En marzo de 2006 aseguró que la China de Mao “no se comía a los niños crudos, sino que los hervían para fertilizar los campos”.

Sin olvidar una ocasión, en 2009, durante la cual sugirió a una estudiante que se quejaba de la falta de oportunidades de buscar un millonario para casarse.

En abril de ese mismo año, invitó a los sobrevivientes del devastador terremoto de L’Aquila, hospedados en carpas, que “lo vivieran como si fuera un fin de semana de camping”.

En una conversación sobre la líder alemana Angela Merkel la describió como una mujer “con un culazo mantecoso”.

En noviembre de 2010, criticado por uno de los múltiples escándalos sexuales que protagonizaba, dijo que era “mejor tener la pasión por las mujeres bellas que ser gay”.

Frase célebre: “Nunca he metido la pata, ni una vez siquiera, todas mis meteduras de pata son invención de los periódicos”.

Silvio y la justicia

“He gastado 770 millones de euros para pagar a los 105 abogados que me han defendido”, confesó recientemente Berlusconi al referirse a los numerosos líos judiciales, que han marcado sus 25 años de vida política.
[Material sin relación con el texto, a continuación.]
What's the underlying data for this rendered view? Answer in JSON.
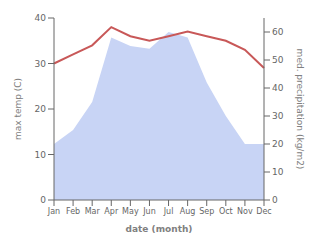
{
  "chart_data": {
    "type": "line",
    "xlabel": "date (month)",
    "ylabel": "max temp (C)",
    "y2label": "med. precipitation (kg/m2)",
    "categories": [
      "Jan",
      "Feb",
      "Mar",
      "Apr",
      "May",
      "Jun",
      "Jul",
      "Aug",
      "Sep",
      "Oct",
      "Nov",
      "Dec"
    ],
    "series": [
      {
        "type": "area",
        "axis": "y2",
        "color": "#c8d4f5",
        "values": [
          20,
          25,
          35,
          58,
          55,
          54,
          60,
          58,
          42,
          30,
          20,
          20
        ]
      },
      {
        "type": "line",
        "color": "#c85858",
        "values": [
          30,
          32,
          34,
          38,
          36,
          35,
          36,
          37,
          36,
          35,
          33,
          29
        ]
      }
    ],
    "ylim": [
      0,
      40
    ],
    "yticks": [
      0,
      10,
      20,
      30,
      40
    ],
    "y2lim": [
      0,
      65
    ],
    "y2ticks": [
      0,
      10,
      20,
      30,
      40,
      50,
      60
    ],
    "grid": false
  }
}
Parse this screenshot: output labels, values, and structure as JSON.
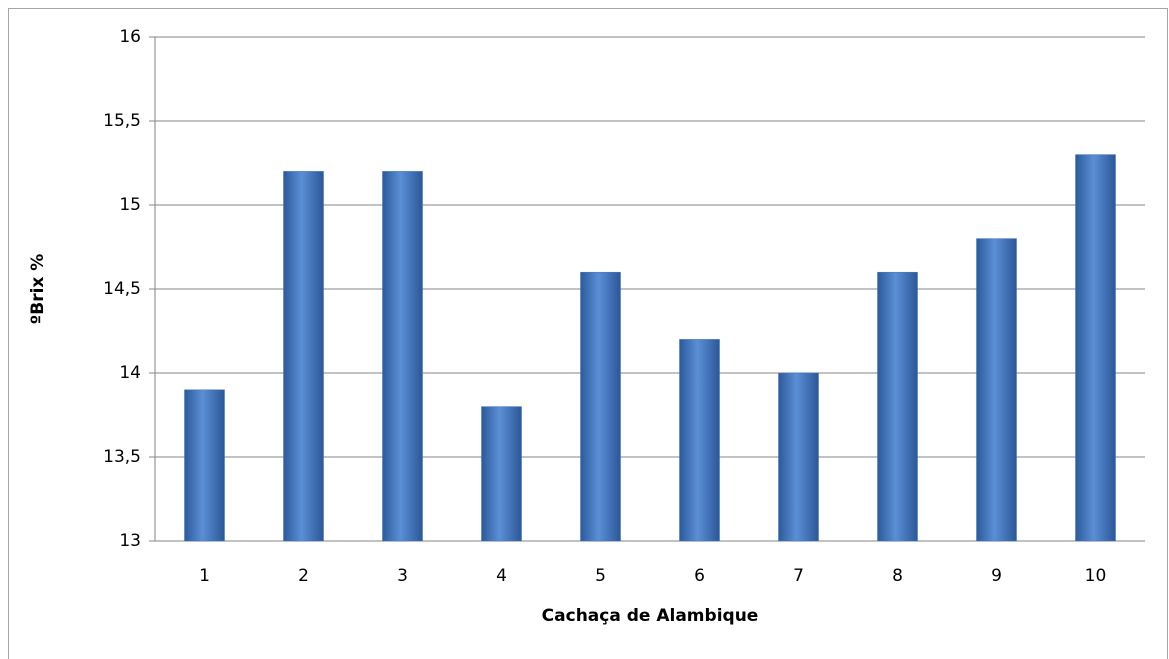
{
  "chart_data": {
    "type": "bar",
    "x_label": "Cachaça de Alambique",
    "y_label": "ºBrix %",
    "categories": [
      "1",
      "2",
      "3",
      "4",
      "5",
      "6",
      "7",
      "8",
      "9",
      "10"
    ],
    "values": [
      13.9,
      15.2,
      15.2,
      13.8,
      14.6,
      14.2,
      14.0,
      14.6,
      14.8,
      15.3
    ],
    "color": "#3f74c0",
    "ylim": [
      13,
      16
    ],
    "yticks": [
      13,
      {
        "value": 13.5,
        "label": "13,5"
      },
      14,
      {
        "value": 14.5,
        "label": "14,5"
      },
      15,
      {
        "value": 15.5,
        "label": "15,5"
      },
      16
    ],
    "grid": true
  }
}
Acusado de evasión fiscal, de prostitución de menores, de financiación ilegal de partidos políticos, de corrupción, el magnate ha encarado más de 30 procesos judiciales, la mayoría de ellos han sufrido prescripciones, amnistías, o simplemente los cargos que se le imputaban han desaparecido del código penal gracias a leyes adoptadas a su medida.

En 2013, la Corte de casación confirmó una sentencia de cuatro años de prisión (incluidos tres amnistiados) por evasión fiscal. Cumplió la sentencia prestando servicio social, aunque sigue inhabilitado para ejercer cargos públicos hasta 2019.

Actualmente está siendo juzgado por sobornar testigos, tras haber pagado millones de euros a varias participantes a sus fiestas al ritmo de “bunga-bunga”. Asegura que sólo había querido ser generoso con mujeres jóvenes con poca reputación.

Frase célebre: “Yo soy el Jesucristo de la política. Soy una víctima paciente, me sacrifico por todos”.